Dr. Yang had by this point been training with his white crane master for 13 years. When he learned of the scholarship, Cheng put all his cards on the table: If Dr. Yang stayed in Taiwan, he’d teach him everything he knew—a compelling offer, given the zealotry with which most masters guard the secrets of their craft. Still, Dr. Yang declined, preferring a more marketable degree in advanced physics to the antiquated teachings of the white crane.
In 1976 Cheng fell gravely ill, but Dr. Yang’s mother, rightly guessing he’d abandon his studies if he knew, never mentioned it.

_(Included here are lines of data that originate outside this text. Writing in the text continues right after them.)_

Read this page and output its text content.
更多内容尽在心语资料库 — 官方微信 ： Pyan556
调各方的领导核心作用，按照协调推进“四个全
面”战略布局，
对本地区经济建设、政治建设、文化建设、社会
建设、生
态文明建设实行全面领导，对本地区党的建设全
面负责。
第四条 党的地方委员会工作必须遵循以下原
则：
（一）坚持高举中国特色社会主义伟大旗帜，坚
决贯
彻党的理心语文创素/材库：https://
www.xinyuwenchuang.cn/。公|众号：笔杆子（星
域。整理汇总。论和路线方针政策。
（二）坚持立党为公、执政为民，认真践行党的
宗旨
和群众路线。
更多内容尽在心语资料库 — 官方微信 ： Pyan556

By the time Dr. Yang found out, it was too late. Standing before his master’s grave three years later, he realized he had failed him in the worst way possible. By his own account, he had picked up only half of his master’s knowledge. The rest was lost forever.
Now Dr. Yang recalled once asking his white crane master how much he had learned from his own master. Wordlessly, Cheng held up the back of his farmer’s hand and blew off an imaginary puff of dust. That image still resonates with Dr. Yang. Every year he visits his master’s grave in Taiwan, by way of penance. The shame has long since become a part of him, he said. It is his goad, his motivator. His whip.
“Mississippi River town of Pinhook struggles to reclaim its community after levee break” by Anthony Schick from the Missourian.
The people in Pinhook knew when a flood was coming. There were signs. Deer stopped wandering out of nearby woods. Water started creeping through the cornfields.
When a flood came from the west, as it started to before this year’s devastating flood, the water rose high and fast.
“The Living Nightmare: Quanitta Underwood, A Contender for Olympic Gold and a Survivor” by Barry Bearak for The New York Times (via @longreads).
Underwood, of course, covets a gold medal and the fame that would come with it. “I want to take that ride,” she says. “I want to be a household name.”
But beyond that, she wants to be a symbol of hope to anyone who has ever been sexually abused, though to do so requires something harder for her than a thousand hours of hitting the heavy bag. She has to talk about what happened.